Il est presque 18h, je n’ai pas encore vécu la présentation ni la séance de questions/réponses et encore moins la dédicace mais je suis déjà ravi! Je vais me rasseoir, liquéfié, mais content de moi. Un tour de trottinette plus tard (pour l’auteur, pas pour moi) la séance commence et je me retrouve dans un méli-mélo d’émotions: le rire parce qu’il blague beaucoup (quel moment mémorable lorsqu’un spectateur prend le micro pour lui dire qu’il ne le connait pas et ne l’a pas lu, mais qu’il l’aime déjà!), le sérieux lorsqu’il évoque ses livres ou encore son parcours, l’irritation lorsque le patron de la librairie donne son avis à chaque question (des remarques qui ne sont pas superflu, mais je ne pouvais m’empêcher de me dire que ça faisait moins de 2015-10-12 18.15.14temps à écouter l’auteur) et enfin le stress, encore, lorsque je pose ma question (« Pourquoi ne veut-il pas que l’on qualifie « L’affaire Harry Quebert » de thriller alors qu’il a, en tout cas certaines, de ses caractéristiques? »). Joël Dicker est à l’aise, on sent qu’il aime cet exercice. Il rit aux blagues quand il n’en fait pas lui-même, il fait un formidable plaidoyer sur ces livres et son oeuvre, il semble s’agacer, parfois, de certaines questions comme lorsqu’on lui dit qu’il n’a plus besoin de faire de promo (Il faut dire que la remarque était mal formulée! Je le sais, c’est moi qui l’ai faite) ou encore lorsqu’on lui demande si les conseils du premier livre se retrouvent dans le second. Cette séance aura duré deux heures, c’est long? Non, non et non! On est captivé, autant par l’ambiance que par l’auteur, on est une centaine et pourtant on a l’impression d’être à table autour d’un café. D’ailleurs il refuse deux fois d’arrêter lorsque le patron le propose, tout comme il avait refusé d’aller à l’écart quand il est arrivé…

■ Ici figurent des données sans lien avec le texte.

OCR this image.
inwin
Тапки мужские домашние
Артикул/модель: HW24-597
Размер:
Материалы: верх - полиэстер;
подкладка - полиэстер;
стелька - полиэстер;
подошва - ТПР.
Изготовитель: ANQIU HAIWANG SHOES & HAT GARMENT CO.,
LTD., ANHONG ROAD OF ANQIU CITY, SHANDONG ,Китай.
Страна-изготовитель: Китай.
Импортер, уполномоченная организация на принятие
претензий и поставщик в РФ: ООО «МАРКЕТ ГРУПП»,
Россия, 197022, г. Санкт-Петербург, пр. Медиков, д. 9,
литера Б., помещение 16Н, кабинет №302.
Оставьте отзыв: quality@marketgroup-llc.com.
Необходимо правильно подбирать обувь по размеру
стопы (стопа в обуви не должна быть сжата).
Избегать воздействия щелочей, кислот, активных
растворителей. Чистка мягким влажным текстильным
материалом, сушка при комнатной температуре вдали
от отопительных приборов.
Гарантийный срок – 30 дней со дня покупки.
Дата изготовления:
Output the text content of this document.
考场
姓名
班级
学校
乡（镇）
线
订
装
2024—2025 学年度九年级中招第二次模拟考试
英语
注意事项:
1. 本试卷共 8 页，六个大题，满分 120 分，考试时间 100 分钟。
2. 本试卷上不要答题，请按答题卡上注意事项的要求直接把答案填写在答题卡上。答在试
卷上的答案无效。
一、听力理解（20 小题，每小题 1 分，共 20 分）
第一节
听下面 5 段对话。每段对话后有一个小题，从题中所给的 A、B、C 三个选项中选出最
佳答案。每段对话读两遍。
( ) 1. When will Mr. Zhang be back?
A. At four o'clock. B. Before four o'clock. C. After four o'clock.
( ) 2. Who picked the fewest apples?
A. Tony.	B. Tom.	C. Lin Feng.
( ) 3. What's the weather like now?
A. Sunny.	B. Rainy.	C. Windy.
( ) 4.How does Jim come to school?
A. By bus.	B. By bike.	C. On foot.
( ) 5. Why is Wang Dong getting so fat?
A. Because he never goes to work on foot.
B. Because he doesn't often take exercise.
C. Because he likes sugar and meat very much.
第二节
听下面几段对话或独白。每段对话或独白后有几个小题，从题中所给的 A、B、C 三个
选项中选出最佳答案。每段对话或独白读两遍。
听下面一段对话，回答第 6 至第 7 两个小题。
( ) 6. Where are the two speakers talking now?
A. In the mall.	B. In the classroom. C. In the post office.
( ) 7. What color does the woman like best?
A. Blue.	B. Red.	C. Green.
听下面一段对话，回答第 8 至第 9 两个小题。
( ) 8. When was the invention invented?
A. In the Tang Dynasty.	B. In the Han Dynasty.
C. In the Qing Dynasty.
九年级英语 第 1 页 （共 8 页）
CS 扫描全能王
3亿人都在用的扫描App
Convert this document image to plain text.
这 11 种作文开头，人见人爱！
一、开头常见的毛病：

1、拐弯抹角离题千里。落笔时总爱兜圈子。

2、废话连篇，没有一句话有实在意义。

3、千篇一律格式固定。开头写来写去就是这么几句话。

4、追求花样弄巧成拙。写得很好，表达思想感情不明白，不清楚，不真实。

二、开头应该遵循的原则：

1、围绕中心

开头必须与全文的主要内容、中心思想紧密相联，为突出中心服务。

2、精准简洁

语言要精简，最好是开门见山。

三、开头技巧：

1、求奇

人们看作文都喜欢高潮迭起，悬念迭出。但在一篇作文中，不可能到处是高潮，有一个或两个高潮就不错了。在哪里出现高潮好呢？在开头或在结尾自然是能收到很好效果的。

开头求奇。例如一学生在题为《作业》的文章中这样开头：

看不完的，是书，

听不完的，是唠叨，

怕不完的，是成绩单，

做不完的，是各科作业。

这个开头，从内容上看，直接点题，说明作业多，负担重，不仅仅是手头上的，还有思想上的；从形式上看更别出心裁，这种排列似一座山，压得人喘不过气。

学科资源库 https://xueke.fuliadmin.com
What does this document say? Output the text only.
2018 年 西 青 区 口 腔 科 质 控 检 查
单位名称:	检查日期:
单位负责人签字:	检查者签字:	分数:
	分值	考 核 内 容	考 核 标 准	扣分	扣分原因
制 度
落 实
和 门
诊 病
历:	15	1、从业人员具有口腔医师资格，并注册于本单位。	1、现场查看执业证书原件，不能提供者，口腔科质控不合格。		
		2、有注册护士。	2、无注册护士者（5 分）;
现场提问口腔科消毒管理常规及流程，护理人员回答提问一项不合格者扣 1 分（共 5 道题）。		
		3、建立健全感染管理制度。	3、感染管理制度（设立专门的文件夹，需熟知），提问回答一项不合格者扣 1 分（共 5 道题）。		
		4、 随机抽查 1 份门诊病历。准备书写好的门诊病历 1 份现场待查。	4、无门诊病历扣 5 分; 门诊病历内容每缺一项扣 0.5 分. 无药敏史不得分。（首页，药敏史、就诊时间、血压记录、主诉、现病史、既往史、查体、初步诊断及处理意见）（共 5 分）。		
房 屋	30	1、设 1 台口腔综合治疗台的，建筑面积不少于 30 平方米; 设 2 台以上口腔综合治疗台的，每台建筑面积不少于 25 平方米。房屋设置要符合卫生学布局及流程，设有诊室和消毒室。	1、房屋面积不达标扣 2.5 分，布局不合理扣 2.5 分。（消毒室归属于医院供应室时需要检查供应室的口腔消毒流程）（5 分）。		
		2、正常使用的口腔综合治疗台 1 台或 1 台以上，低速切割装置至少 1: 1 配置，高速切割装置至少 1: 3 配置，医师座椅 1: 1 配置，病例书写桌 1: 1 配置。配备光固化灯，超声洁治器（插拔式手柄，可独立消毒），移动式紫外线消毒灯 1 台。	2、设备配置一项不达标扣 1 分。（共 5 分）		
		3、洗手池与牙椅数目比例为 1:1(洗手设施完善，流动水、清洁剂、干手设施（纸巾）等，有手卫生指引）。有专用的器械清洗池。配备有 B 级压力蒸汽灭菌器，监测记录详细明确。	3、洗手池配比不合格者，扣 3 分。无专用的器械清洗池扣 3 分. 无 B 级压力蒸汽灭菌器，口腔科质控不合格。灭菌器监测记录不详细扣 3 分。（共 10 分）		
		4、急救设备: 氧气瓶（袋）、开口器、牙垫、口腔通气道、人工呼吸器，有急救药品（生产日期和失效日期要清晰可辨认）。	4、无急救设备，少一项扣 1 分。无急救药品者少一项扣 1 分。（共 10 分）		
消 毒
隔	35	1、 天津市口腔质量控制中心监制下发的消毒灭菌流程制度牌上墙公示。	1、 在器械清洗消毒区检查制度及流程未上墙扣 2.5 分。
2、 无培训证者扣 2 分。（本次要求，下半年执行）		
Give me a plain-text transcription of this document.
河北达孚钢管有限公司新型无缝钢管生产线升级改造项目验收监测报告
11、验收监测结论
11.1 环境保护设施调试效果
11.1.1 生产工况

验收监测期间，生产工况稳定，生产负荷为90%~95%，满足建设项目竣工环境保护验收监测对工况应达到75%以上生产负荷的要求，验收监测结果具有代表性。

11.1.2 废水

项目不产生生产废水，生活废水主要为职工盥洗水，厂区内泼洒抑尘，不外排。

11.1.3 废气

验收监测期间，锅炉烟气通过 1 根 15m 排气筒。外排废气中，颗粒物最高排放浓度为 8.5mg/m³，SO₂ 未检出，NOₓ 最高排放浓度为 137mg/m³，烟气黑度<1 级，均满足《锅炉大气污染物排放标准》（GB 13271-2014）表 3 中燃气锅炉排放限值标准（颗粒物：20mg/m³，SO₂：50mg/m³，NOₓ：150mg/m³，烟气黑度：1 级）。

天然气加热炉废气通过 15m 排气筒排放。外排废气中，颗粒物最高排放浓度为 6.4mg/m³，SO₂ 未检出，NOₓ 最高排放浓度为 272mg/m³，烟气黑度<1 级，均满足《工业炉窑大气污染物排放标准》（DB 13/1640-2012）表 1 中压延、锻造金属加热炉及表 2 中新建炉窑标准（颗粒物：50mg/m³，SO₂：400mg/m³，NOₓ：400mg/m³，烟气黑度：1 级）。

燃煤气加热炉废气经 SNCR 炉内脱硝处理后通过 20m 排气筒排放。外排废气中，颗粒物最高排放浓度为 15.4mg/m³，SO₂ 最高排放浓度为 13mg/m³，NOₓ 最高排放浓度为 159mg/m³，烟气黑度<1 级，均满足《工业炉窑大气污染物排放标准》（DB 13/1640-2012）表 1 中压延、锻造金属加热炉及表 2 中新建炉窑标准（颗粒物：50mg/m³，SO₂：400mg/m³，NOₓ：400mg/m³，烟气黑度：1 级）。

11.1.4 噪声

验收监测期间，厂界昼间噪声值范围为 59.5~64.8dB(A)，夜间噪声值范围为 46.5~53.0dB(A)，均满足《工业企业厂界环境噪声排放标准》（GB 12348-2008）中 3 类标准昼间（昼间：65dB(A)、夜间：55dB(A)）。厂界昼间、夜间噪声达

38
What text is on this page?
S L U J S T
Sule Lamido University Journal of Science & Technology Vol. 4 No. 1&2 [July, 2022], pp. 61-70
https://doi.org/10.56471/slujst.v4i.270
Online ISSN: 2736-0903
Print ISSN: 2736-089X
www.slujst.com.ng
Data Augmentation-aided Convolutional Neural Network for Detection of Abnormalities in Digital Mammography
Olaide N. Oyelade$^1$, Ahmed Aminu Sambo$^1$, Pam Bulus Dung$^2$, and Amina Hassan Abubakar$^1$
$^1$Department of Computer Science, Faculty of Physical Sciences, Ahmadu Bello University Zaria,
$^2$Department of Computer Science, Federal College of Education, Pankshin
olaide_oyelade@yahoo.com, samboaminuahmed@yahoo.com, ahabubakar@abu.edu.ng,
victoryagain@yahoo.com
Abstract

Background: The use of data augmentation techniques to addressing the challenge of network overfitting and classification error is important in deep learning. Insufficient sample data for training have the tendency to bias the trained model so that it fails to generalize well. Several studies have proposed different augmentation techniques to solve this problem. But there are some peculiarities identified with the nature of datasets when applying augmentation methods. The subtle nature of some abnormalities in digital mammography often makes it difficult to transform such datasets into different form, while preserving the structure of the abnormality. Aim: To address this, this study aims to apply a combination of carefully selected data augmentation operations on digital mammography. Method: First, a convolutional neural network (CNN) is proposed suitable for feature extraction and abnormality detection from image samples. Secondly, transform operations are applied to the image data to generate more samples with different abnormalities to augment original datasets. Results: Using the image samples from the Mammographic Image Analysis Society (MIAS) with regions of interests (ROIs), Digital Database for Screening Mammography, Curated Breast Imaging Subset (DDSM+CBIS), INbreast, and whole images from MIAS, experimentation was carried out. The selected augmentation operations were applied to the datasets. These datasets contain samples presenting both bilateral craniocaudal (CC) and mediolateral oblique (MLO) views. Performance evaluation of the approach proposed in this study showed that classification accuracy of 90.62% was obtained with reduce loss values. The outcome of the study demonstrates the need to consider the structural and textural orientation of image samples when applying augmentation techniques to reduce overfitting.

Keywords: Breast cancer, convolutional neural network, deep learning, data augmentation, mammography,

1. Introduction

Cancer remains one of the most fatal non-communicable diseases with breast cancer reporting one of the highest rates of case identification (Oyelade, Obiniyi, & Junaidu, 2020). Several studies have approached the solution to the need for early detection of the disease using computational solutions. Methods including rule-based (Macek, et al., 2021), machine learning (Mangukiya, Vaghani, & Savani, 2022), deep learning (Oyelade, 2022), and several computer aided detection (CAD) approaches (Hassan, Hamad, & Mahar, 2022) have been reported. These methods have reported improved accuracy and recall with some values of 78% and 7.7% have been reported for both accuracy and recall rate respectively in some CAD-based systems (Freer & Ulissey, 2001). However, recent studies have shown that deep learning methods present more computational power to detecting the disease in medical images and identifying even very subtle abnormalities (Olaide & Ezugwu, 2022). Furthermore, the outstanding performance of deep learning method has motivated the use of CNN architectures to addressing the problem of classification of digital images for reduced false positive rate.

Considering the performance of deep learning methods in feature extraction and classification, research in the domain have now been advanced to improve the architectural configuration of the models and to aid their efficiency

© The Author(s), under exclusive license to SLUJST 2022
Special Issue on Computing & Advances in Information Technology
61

La soirée s’achève par LE pourquoi j’étais venu, la dédicace. J’étais venu pour ça…Et pourtant, au vu de ce que je viens de vivre, cela devient un détail. Un détail important certes, mais un peu comme la fameuse « cerise sur le gâteau ». Là encore, l’auteur est hyper accessible: on prend des photos, il fait notre dédicace, on papote quelques minutes, et on se serre la main. Quel plaisir fut cette soirée les amis 🙂

Un verre de vin (enfin un soda pour moi) plus tard, et la dame que j’ai rencontrée me propose de me ramener à la gare. Je ne vous décrirais pas de nouveau mon voyage retour, à peine préciserais-je que c’est en attendant mon train que les émotions retombent et que l’on se repasse les bons moments dans sa tête. Il est 21h15, j’attends mon train retour, je suis crevé mais satisfait et…Oui, même si le mot est fort, heureux.

À 23h, je suis dans mon lit, avec mon nouveau bouquin sur la table de nuit.  Et c’est avec plein de merveilleux souvenirs que je m’endors.

 

Voilà, j’avais dit quelques lignes, mais j’espère avoir su trouver les mots juste pour vous retransmettre ce que j’ai vécu en cette journée 🙂 Je recommencerais demain sans hésiter et si vous n’avez jamais fait ce genre de rencontre, je vous y encourage vivement!